The Public internet is a bottleneck for blockchain — DoubleZero CEO

DoubleZero, a project spearheaded by Austin Federa, addresses the critical bottleneck hindering high-throughput blockchain networks: public internet infrastructure. Federa, in a Cointelegraph interview at Consensus 2025, highlighted the inherent limitations of the public internet, designed for a “one big server to one little server” model, rather than the complex, high-bandwidth demands of modern blockchains.

Validators on global blockchain networks experience constant shifts between massive data consumption and broadcasting, requiring substantial ingress and egress resources. This public internet constraint, according to Federa, now surpasses compute power and software development as the primary limitation on blockchain performance.

DoubleZero aims to alleviate these limitations by constructing dedicated, high-speed fiber optic communication rails for blockchains.

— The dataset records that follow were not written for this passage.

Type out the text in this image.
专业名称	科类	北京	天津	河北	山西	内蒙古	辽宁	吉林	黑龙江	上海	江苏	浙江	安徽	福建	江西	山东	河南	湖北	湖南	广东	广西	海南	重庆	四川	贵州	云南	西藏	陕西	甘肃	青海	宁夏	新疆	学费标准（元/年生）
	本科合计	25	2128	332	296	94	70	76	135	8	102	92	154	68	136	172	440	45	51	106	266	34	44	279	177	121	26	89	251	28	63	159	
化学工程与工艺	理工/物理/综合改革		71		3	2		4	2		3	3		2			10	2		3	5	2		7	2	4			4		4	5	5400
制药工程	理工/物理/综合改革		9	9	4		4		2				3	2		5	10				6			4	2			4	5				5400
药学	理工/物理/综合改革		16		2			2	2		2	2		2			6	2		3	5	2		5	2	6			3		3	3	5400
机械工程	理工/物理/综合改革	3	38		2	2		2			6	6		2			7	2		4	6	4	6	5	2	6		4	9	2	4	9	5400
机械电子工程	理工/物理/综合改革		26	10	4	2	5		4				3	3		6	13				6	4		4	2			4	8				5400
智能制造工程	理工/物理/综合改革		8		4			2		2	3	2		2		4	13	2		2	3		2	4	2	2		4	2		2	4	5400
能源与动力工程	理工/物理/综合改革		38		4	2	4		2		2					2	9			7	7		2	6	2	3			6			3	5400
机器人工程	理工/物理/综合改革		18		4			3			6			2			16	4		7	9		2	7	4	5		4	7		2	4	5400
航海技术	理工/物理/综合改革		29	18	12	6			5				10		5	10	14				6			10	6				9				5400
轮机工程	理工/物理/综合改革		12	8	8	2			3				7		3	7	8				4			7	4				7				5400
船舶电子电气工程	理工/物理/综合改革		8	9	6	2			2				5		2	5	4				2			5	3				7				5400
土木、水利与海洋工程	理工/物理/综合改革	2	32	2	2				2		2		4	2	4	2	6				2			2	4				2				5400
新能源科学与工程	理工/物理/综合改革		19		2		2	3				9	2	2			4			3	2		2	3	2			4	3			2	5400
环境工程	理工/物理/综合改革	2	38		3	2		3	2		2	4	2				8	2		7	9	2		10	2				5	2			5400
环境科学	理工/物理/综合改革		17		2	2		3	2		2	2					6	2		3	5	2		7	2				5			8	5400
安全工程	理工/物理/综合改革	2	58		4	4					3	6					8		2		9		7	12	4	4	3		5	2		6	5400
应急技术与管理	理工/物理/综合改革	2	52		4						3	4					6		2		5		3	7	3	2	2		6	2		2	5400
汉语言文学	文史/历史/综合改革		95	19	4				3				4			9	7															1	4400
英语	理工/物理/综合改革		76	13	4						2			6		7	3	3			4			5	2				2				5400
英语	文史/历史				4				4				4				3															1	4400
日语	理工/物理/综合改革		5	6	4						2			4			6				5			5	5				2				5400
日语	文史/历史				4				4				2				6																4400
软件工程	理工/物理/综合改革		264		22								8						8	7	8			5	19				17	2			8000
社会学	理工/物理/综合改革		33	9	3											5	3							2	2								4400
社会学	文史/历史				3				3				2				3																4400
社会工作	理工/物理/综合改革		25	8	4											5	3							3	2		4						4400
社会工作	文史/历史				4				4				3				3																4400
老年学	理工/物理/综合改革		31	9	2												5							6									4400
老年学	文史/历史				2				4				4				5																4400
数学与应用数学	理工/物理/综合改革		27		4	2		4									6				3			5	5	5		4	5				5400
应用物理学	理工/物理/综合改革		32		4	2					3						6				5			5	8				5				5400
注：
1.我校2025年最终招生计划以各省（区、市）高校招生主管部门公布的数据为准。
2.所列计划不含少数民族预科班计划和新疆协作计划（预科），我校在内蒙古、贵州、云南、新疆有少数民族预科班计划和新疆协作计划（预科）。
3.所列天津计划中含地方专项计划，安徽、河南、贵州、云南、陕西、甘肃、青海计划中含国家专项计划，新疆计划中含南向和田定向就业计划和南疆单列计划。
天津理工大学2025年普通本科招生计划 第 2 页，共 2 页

This specialized infrastructure promises to significantly improve network speed, reduce spreads in decentralized finance (DeFi) trades, lower transaction fees, and unlock previously inaccessible use cases.

Founded in 2024 after Federa’s departure from the Solana Foundation, DoubleZero focuses on reducing latency and increasing bandwidth. An April 2025 validator token sale, exclusively for accredited investors and existing validators on high-throughput networks like Solana, Celestia, Sui, Aptos, and Avalanche, successfully raised capital to support the project.

Following a $28 million funding round, DoubleZero plans a public mainnet launch in the second half of 2025. The project’s necessity stems from the escalating throughput demands of increasingly sophisticated blockchain projects, demonstrating the need for dedicated, high-performance communication infrastructure to support the industry’s growth. The company’s whitepaper offers additional information on their technical approach.